Nexus hits the UK

Published: 07 April 2004

Gilera has aimed its newly launched Nexus 500 scooter squarely at the weekend sports bike rider in a bid to tempt them out of the car during the week. And with the offer of an easy, no hassle, but most of all, fun ride to work, they might just do it.

The Nexus is by far the sportiest looking maxi scooter yet, moving away from the stayed, comfortable, touring look that most of the big automatics go for and instead opting for styling to rival any of the sporty 50s.

The angular front and swept up rear end give the scoot an aggressive stance that makes you want to head for some fun. But that's not to say that Gilera hasn't considered comfort. The seat is firm but comfy and the Nexus is just as happy whether you want to crouch down sports bike style behind the screen or just relax in a sit-up-and-beg stance.

But all those sporty good looks would be pointless if the Nexus didn't have the mettle to back it up. With 460ccs of engine swinging up and down at the back you would be forgiven for thinking that the nexus is never going to handle as well as Yamaha's T-Max with it's fixed parallel twin engine. But Gilera has worked hard to develop it's Powerdrive suspension system and make the Nexus surprisingly agile, disguising its 216kg weight well.

The new system places the rear shock under the seat using a connecting rod and linkage to transfer the motion of the rear wheel. As an added benefit this has let Gilera fit a ride height adjuster to the connecting rod allowing you to alter the height of the rear end simply by twisting the adjuster with your hand. The preload on the gas shock can then be altered with a c-spanner to suit the riders weight rather than their inside leg measurement.

Out on the road the Nexus feels pretty nimble flying round corners without any fuss, but you soon remember it is not a sports bike when the centre stand starts scrapping along the ground. A quick inspection revealed that the stand touches down well before the Nexus has got anywhere near the edge of the tyres. With a decent side stand included in the package and no chain to maintain, the centre stand is a little redundant. It's only benefit comes when you need to squeeze in to that last tiny space in one of London's limited bike parking bays without having to lean on the bike next door.

With just 40bhp the Nexus is never going to match the performance of the sports bikes whose riders it is trying to attract. The automatic transmission takes away the feeling of acceleration leaving you waiting for that sudden boost that comes with a manual change of gear, but you're soon brought back to the real world when you realise just how fast the indicated top speed of 112mph is approaching.

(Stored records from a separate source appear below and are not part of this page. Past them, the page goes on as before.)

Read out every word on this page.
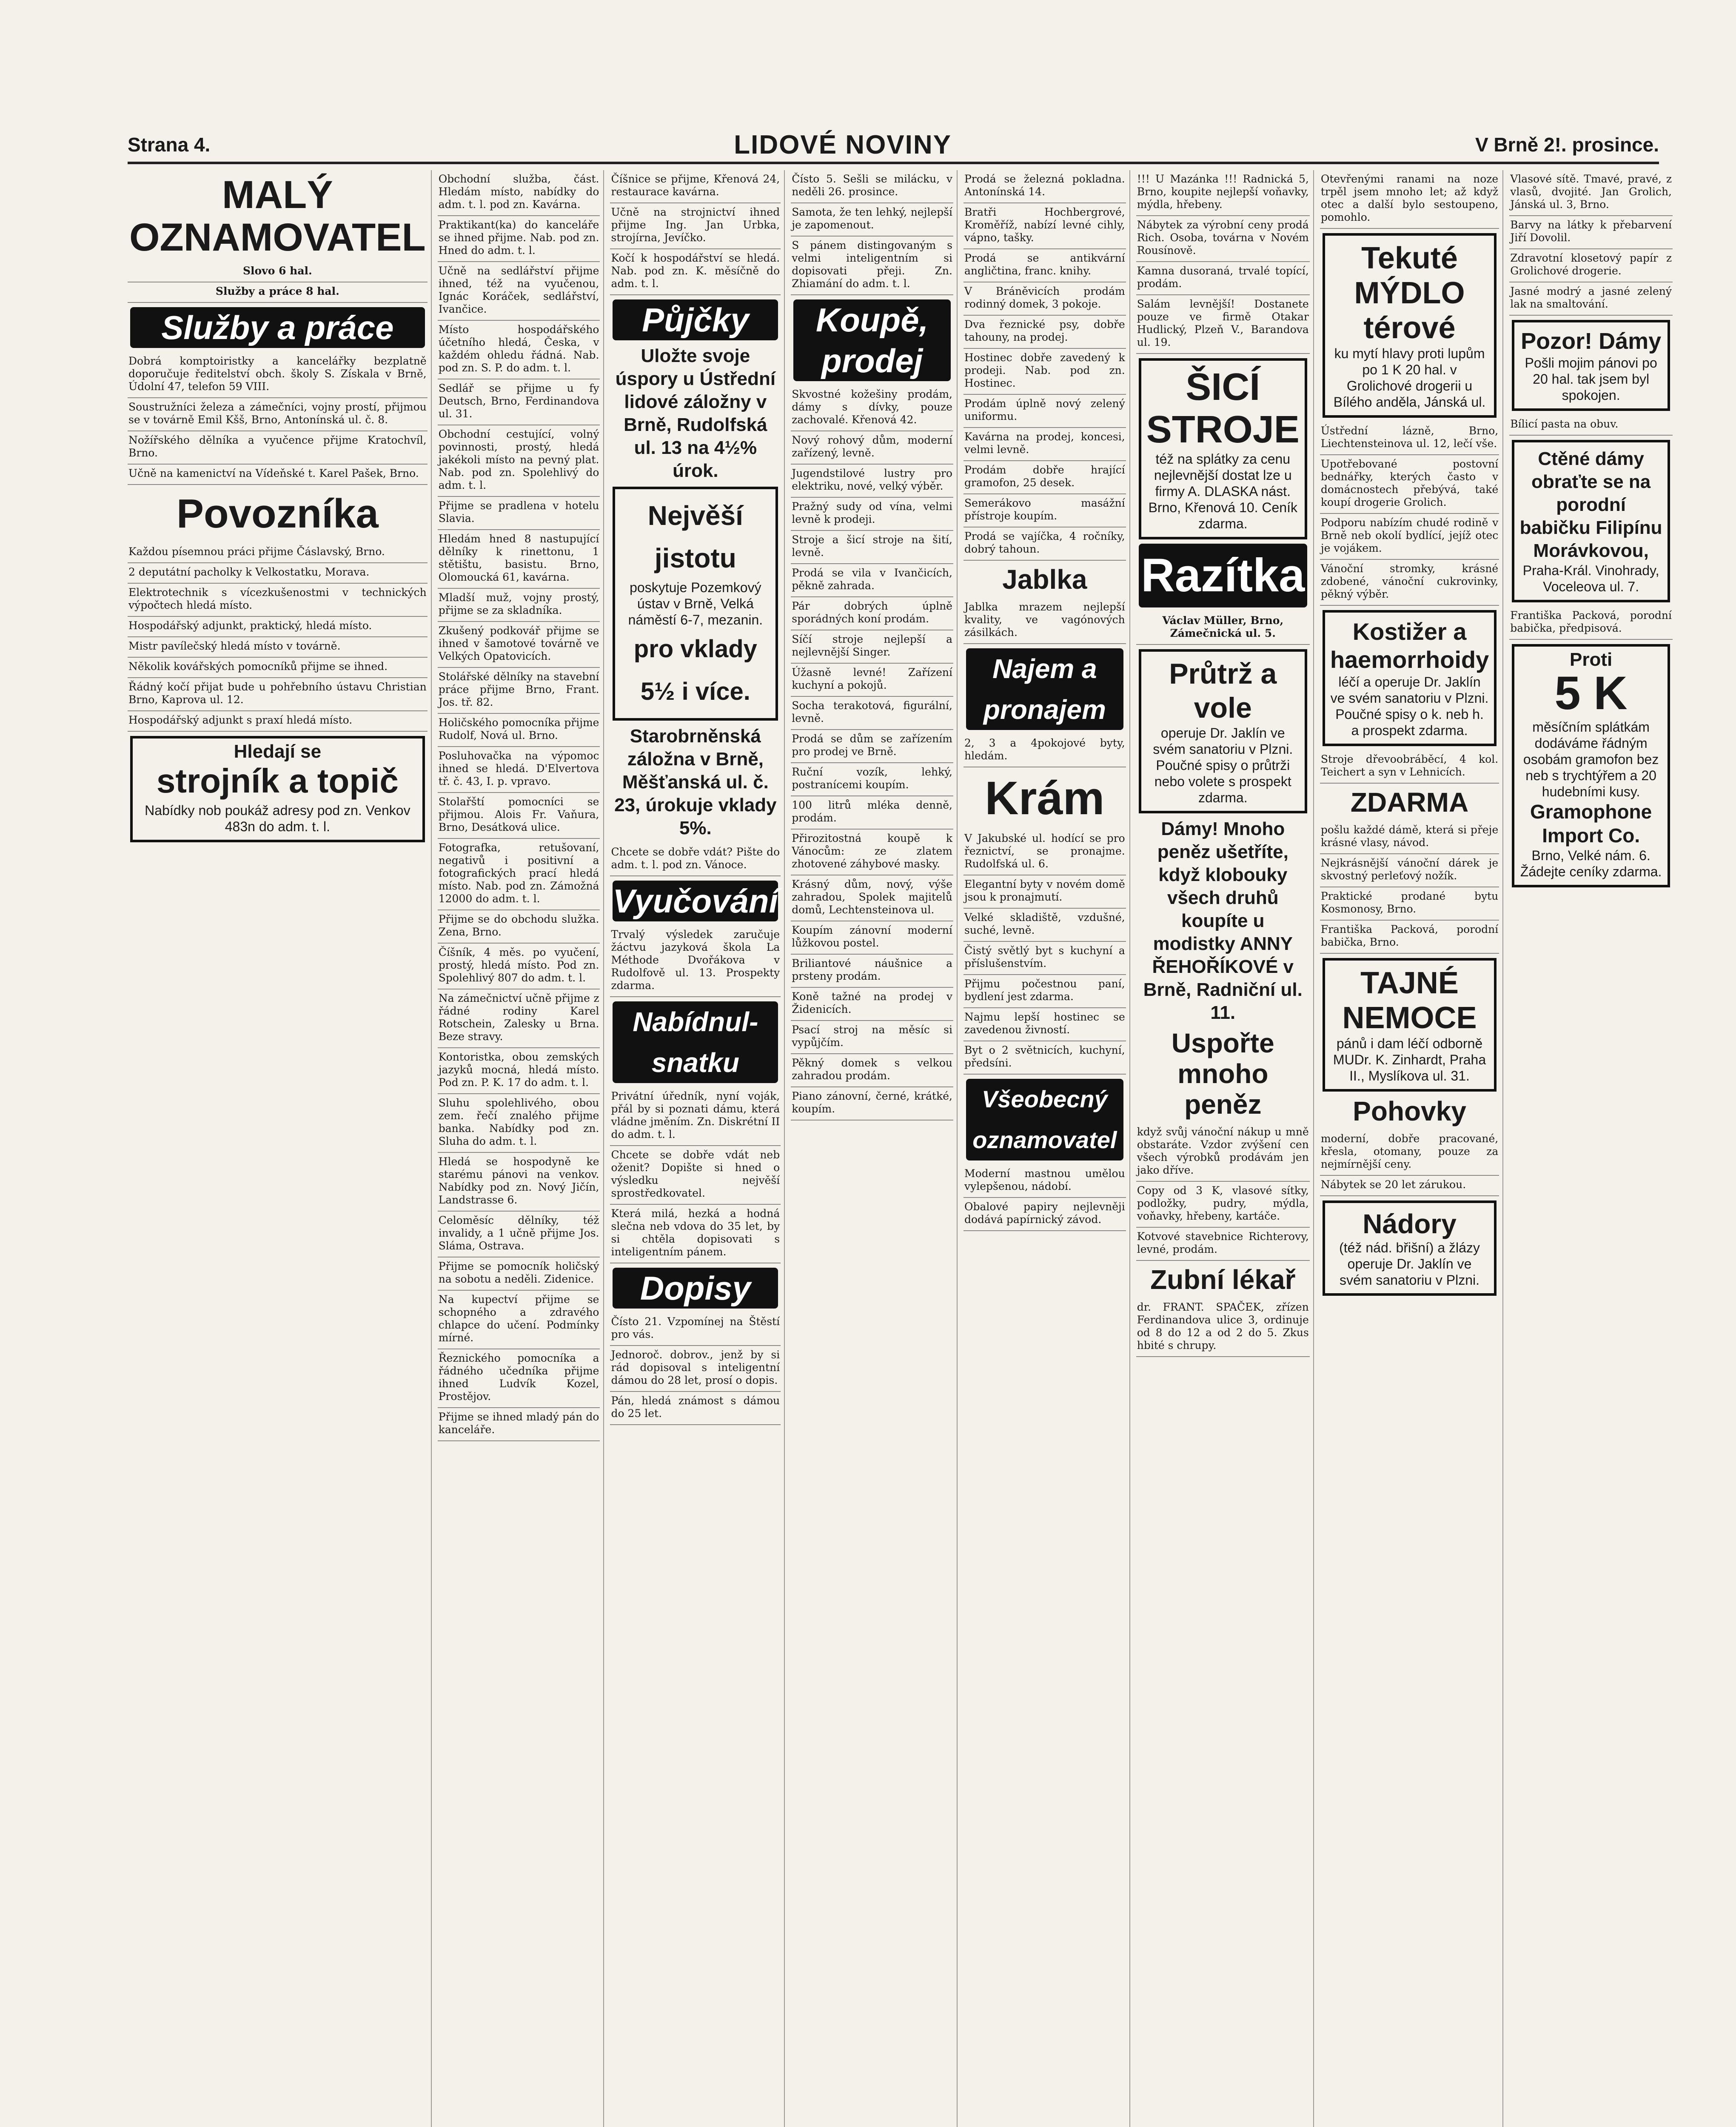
Strana 4.	LIDOVÉ NOVINY	V Brně 2!. prosince.
MALÝ OZNAMOVATEL
Slovo 6 hal.
Služby a práce 8 hal.
Služby a práce
Dobrá komptoiristky a kancelářky bezplatně doporučuje ředitelství obch. školy S. Získala v Brně, Údolní 47, telefon 59 VIII.
Soustružníci železa a zámečníci, vojny prostí, přijmou se v továrně Emil Kšš, Brno, Antonínská ul. č. 8.
Nožířského dělníka a vyučence přijme Kratochvíl, Brno.
Učně na kamenictví na Vídeňské t. Karel Pašek, Brno.
Povozníka
Každou písemnou práci přijme Čáslavský, Brno.
2 deputátní pacholky k Velkostatku, Morava.
Elektrotechnik s vícezkušenostmi v technických výpočtech hledá místo.
Hospodářský adjunkt, praktický, hledá místo.
Mistr pavílečský hledá místo v továrně.
Několik kovářských pomocníků přijme se ihned.
Řádný kočí přijat bude u pohřebního ústavu Christian Brno, Kaprova ul. 12.
Hospodářský adjunkt s praxí hledá místo.
Hledají se
strojník a topič
Nabídky nob poukáž adresy pod zn. Venkov 483n do adm. t. l.
Obchodní služba, část. Hledám místo, nabídky do adm. t. l. pod zn. Kavárna.
Praktikant(ka) do kanceláře se ihned přijme. Nab. pod zn. Hned do adm. t. l.
Učně na sedlářství přijme ihned, též na vyučenou, Ignác Koráček, sedlářství, Ivančice.
Místo hospodářského účetního hledá, Česka, v každém ohledu řádná. Nab. pod zn. S. P. do adm. t. l.
Sedlář se přijme u fy Deutsch, Brno, Ferdinandova ul. 31.
Obchodní cestující, volný povinnosti, prostý, hledá jakékoli místo na pevný plat. Nab. pod zn. Spolehlivý do adm. t. l.
Přijme se pradlena v hotelu Slavia.
Hledám hned 8 nastupující dělníky k rinettonu, 1 stětištu, basistu. Brno, Olomoucká 61, kavárna.
Mladší muž, vojny prostý, přijme se za skladníka.
Zkušený podkovář přijme se ihned v šamotové továrně ve Velkých Opatovicích.
Stolářské dělníky na stavební práce přijme Brno, Frant. Jos. tř. 82.
Holičského pomocníka přijme Rudolf, Nová ul. Brno.
Posluhovačka na výpomoc ihned se hledá. D'Elvertova tř. č. 43, I. p. vpravo.
Stolařští pomocníci se přijmou. Alois Fr. Vaňura, Brno, Desátková ulice.
Fotografka, retušovaní, negativů i positivní a fotografických prací hledá místo. Nab. pod zn. Zámožná 12000 do adm. t. l.
Přijme se do obchodu služka. Zena, Brno.
Číšník, 4 měs. po vyučení, prostý, hledá místo. Pod zn. Spolehlivý 807 do adm. t. l.
Na zámečnictví učně přijme z řádné rodiny Karel Rotschein, Zalesky u Brna. Beze stravy.
Kontoristka, obou zemských jazyků mocná, hledá místo. Pod zn. P. K. 17 do adm. t. l.
Sluhu spolehlivého, obou zem. řečí znalého přijme banka. Nabídky pod zn. Sluha do adm. t. l.
Hledá se hospodyně ke starému pánovi na venkov. Nabídky pod zn. Nový Jičín, Landstrasse 6.
Celoměsíc dělníky, též invalidy, a 1 učně přijme Jos. Sláma, Ostrava.
Přijme se pomocník holičský na sobotu a neděli. Zidenice.
Na kupectví přijme se schopného a zdravého chlapce do učení. Podmínky mírné.
Řeznického pomocníka a řádného učedníka přijme ihned Ludvík Kozel, Prostějov.
Přijme se ihned mladý pán do kanceláře.
Číšnice se přijme, Křenová 24, restaurace kavárna.
Učně na strojnictví ihned přijme Ing. Jan Urbka, strojírna, Jevíčko.
Kočí k hospodářství se hledá. Nab. pod zn. K. měsíčně do adm. t. l.
Půjčky
Uložte svoje úspory u Ústřední lidové záložny v Brně, Rudolfská ul. 13 na 4½% úrok.
Nejvěší jistotu
poskytuje Pozemkový ústav v Brně, Velká náměstí 6-7, mezanin.
pro vklady 5½ i více.
Starobrněnská záložna v Brně, Měšťanská ul. č. 23, úrokuje vklady 5%.
Chcete se dobře vdát? Pište do adm. t. l. pod zn. Vánoce.
Vyučování
Trvalý výsledek zaručuje žáctvu jazyková škola La Méthode Dvořákova v Rudolfově ul. 13. Prospekty zdarma.
Nabídnul-snatku
Privátní úředník, nyní voják, přál by si poznati dámu, která vládne jměním. Zn. Diskrétní II do adm. t. l.
Chcete se dobře vdát neb oženit? Dopište si hned o výsledku nejvěší sprostředkovatel.
Která milá, hezká a hodná slečna neb vdova do 35 let, by si chtěla dopisovati s inteligentním pánem.
Dopisy
Čísto 21. Vzpomínej na Štěstí pro vás.
Jednoroč. dobrov., jenž by si rád dopisoval s inteligentní dámou do 28 let, prosí o dopis.
Pán, hledá známost s dámou do 25 let.
Čísto 5. Sešli se milácku, v neděli 26. prosince.
Samota, že ten lehký, nejlepší je zapomenout.
S pánem distingovaným s velmi inteligentním si dopisovati přeji. Zn. Zhiamání do adm. t. l.
Koupě, prodej
Skvostné kožešiny prodám, dámy s dívky, pouze zachovalé. Křenová 42.
Nový rohový dům, moderní zařízený, levně.
Jugendstilové lustry pro elektriku, nové, velký výběr.
Pražný sudy od vína, velmi levně k prodeji.
Stroje a šicí stroje na šití, levně.
Prodá se vila v Ivančicích, pěkně zahrada.
Pár dobrých úplně sporádných koní prodám.
Síčí stroje nejlepší a nejlevnější Singer.
Úžasně levné! Zařízení kuchyní a pokojů.
Socha terakotová, figurální, levně.
Prodá se dům se zařízením pro prodej ve Brně.
Ruční vozík, lehký, postranícemi koupím.
100 litrů mléka denně, prodám.
Přirozitostná koupě k Vánocům: ze zlatem zhotovené záhybové masky.
Krásný dům, nový, výše zahradou, Spolek majitelů domů, Lechtensteinova ul.
Koupím zánovní moderní lůžkovou postel.
Briliantové náušnice a prsteny prodám.
Koně tažné na prodej v Židenicích.
Psací stroj na měsíc si vypůjčím.
Pěkný domek s velkou zahradou prodám.
Piano zánovní, černé, krátké, koupím.
Prodá se železná pokladna. Antonínská 14.
Bratři Hochbergrové, Kroměříž, nabízí levné cihly, vápno, tašky.
Prodá se antikvární angličtina, franc. knihy.
V Bráněvicích prodám rodinný domek, 3 pokoje.
Dva řeznické psy, dobře tahouny, na prodej.
Hostinec dobře zavedený k prodeji. Nab. pod zn. Hostinec.
Prodám úplně nový zelený uniformu.
Kavárna na prodej, koncesi, velmi levně.
Prodám dobře hrající gramofon, 25 desek.
Semerákovo masážní přístroje koupím.
Prodá se vajíčka, 4 ročníky, dobrý tahoun.
Jablka
Jablka mrazem nejlepší kvality, ve vagónových zásilkách.
Najem a pronajem
2, 3 a 4pokojové byty, hledám.
Krám
V Jakubské ul. hodící se pro řeznictví, se pronajme. Rudolfská ul. 6.
Elegantní byty v novém domě jsou k pronajmutí.
Velké skladiště, vzdušné, suché, levně.
Čistý světlý byt s kuchyní a příslušenstvím.
Přijmu počestnou paní, bydlení jest zdarma.
Najmu lepší hostinec se zavedenou živností.
Byt o 2 světnicích, kuchyní, předsíni.
Všeobecný oznamovatel
Moderní mastnou umělou vylepšenou, nádobí.
Obalové papiry nejlevněji dodává papírnický závod.
!!! U Mazánka !!! Radnická 5, Brno, koupite nejlepší voňavky, mýdla, hřebeny.
Nábytek za výrobní ceny prodá Rich. Osoba, továrna v Novém Rousínově.
Kamna dusoraná, trvalé topící, prodám.
Salám levnější! Dostanete pouze ve firmě Otakar Hudlický, Plzeň V., Barandova ul. 19.
ŠICÍ STROJE
též na splátky za cenu nejlevnější dostat lze u firmy A. DLASKA nást. Brno, Křenová 10. Ceník zdarma.
Razítka
Václav Müller, Brno, Zámečnická ul. 5.
Průtrž a vole
operuje Dr. Jaklín ve svém sanatoriu v Plzni. Poučné spisy o průtrži nebo volete s prospekt zdarma.
Dámy! Mnoho peněz ušetříte, když klobouky všech druhů koupíte u modistky ANNY ŘEHOŘÍKOVÉ v Brně, Radniční ul. 11.
Uspořte mnoho peněz
když svůj vánoční nákup u mně obstaráte. Vzdor zvýšení cen všech výrobků prodávám jen jako dříve.
Copy od 3 K, vlasové sítky, podložky, pudry, mýdla, voňavky, hřebeny, kartáče.
Kotvové stavebnice Richterovy, levné, prodám.
Zubní lékař
dr. FRANT. SPAČEK, zřízen Ferdinandova ulice 3, ordinuje od 8 do 12 a od 2 do 5. Zkus hbité s chrupy.
Otevřenými ranami na noze trpěl jsem mnoho let; až když otec a další bylo sestoupeno, pomohlo.
Tekuté MÝDLO térové
ku mytí hlavy proti lupům po 1 K 20 hal. v Grolichové drogerii u Bílého anděla, Jánská ul.
Ústřední lázně, Brno, Liechtensteinova ul. 12, lečí vše.
Upotřebované postovní bednářky, kterých často v domácnostech přebývá, také koupí drogerie Grolich.
Podporu nabízím chudé rodině v Brně neb okolí bydlící, jejíž otec je vojákem.
Vánoční stromky, krásné zdobené, vánoční cukrovinky, pěkný výběr.
Kostižer a haemorrhoidy
léčí a operuje Dr. Jaklín ve svém sanatoriu v Plzni. Poučné spisy o k. neb h. a prospekt zdarma.
Stroje dřevoobráběcí, 4 kol. Teichert a syn v Lehnicích.
ZDARMA
pošlu každé dámě, která si přeje krásné vlasy, návod.
Nejkrásnější vánoční dárek je skvostný perleťový nožík.
Praktické prodané bytu Kosmonosy, Brno.
Františka Packová, porodní babička, Brno.
TAJNÉ NEMOCE
pánů i dam léčí odborně MUDr. K. Zinhardt, Praha II., Myslíkova ul. 31.
Pohovky
moderní, dobře pracované, křesla, otomany, pouze za nejmírnější ceny.
Nábytek se 20 let zárukou.
Nádory
(též nád. břišní) a žlázy operuje Dr. Jaklín ve svém sanatoriu v Plzni.
Vlasové sítě. Tmavé, pravé, z vlasů, dvojité. Jan Grolich, Jánská ul. 3, Brno.
Barvy na látky k přebarvení Jiří Dovolil.
Zdravotní klosetový papír z Grolichové drogerie.
Jasné modrý a jasné zelený lak na smaltování.
Pozor! Dámy
Pošli mojim pánovi po 20 hal. tak jsem byl spokojen.
Bílicí pasta na obuv.
Ctěné dámy obraťte se na porodní babičku Filipínu Morávkovou,
Praha-Král. Vinohrady, Voceleova ul. 7.
Františka Packová, porodní babička, předpisová.
Proti
5 K
měsíčním splátkám dodáváme řádným osobám gramofon bez neb s trychtýřem a 20 hudebními kusy.
Gramophone Import Co.
Brno, Velké nám. 6. Žádejte ceníky zdarma.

In a straight line the Gilera won't win any awards but get it in to a set of tight bends and it is a lot of fun. With the weight spread almost 50/50 between the front and rear wheel, the big scoot handles more like a bike than a maxi scooter with a very positive feel through the corner. Where it does start to get a little strange though is when you hit the breaks.

Gilera have blessed the Nexus with a linked break system that takes a bit of getting used to for the sports bike rider. As with all scooters both front and rear brakes are on the handle bars, but on the Nexus the right hand lever operates only one of the two front discs, while the left hand lever operates the other front disc and the rear disk at the same time.

The result is that the 'rear' brake is far more effective at slowing the big scooter than the front on its own. However once you get over the initial odd feeling it actually works quite well, leaving your right hand to operate the throttle while your left does all the breaking. You only really need to use both when that guy in the white van decides to pull out in front of you while chatting to his mate on his mobile phone.

The Nexus only really comes in to it's own though when you take it in to town. Gilera have really hit the nail on the head, combining the agility of a small scooter with enough power to keep you at the head of the pack when the roads get clearer. The low centre of gravity, upright sitting position and narrow width mean you can plough through traffic with ease. And without the need to worry about what gear you're in the Nexus lets you concentrate on cutting the perfect line through the jam.

The only place where the Gilera does loose out to the other big scooters is storage. There is only space for one full-face lid under the seat, which is a shame considering how well the scooter handles with a pillion. If storage is an issue you could always go for the optional 28 litre top box, but it would rather diminish the sporty styling.

The Gilera Nexus is never going to replace the fun of riding a sports bike but if you need a tool that is just as happy flitting through town as it is cruising at motorway speeds then the Nexus is definitely worth a look. And on those sunny summer nights you could always take the back roads home from work and arrive with a smile on your face.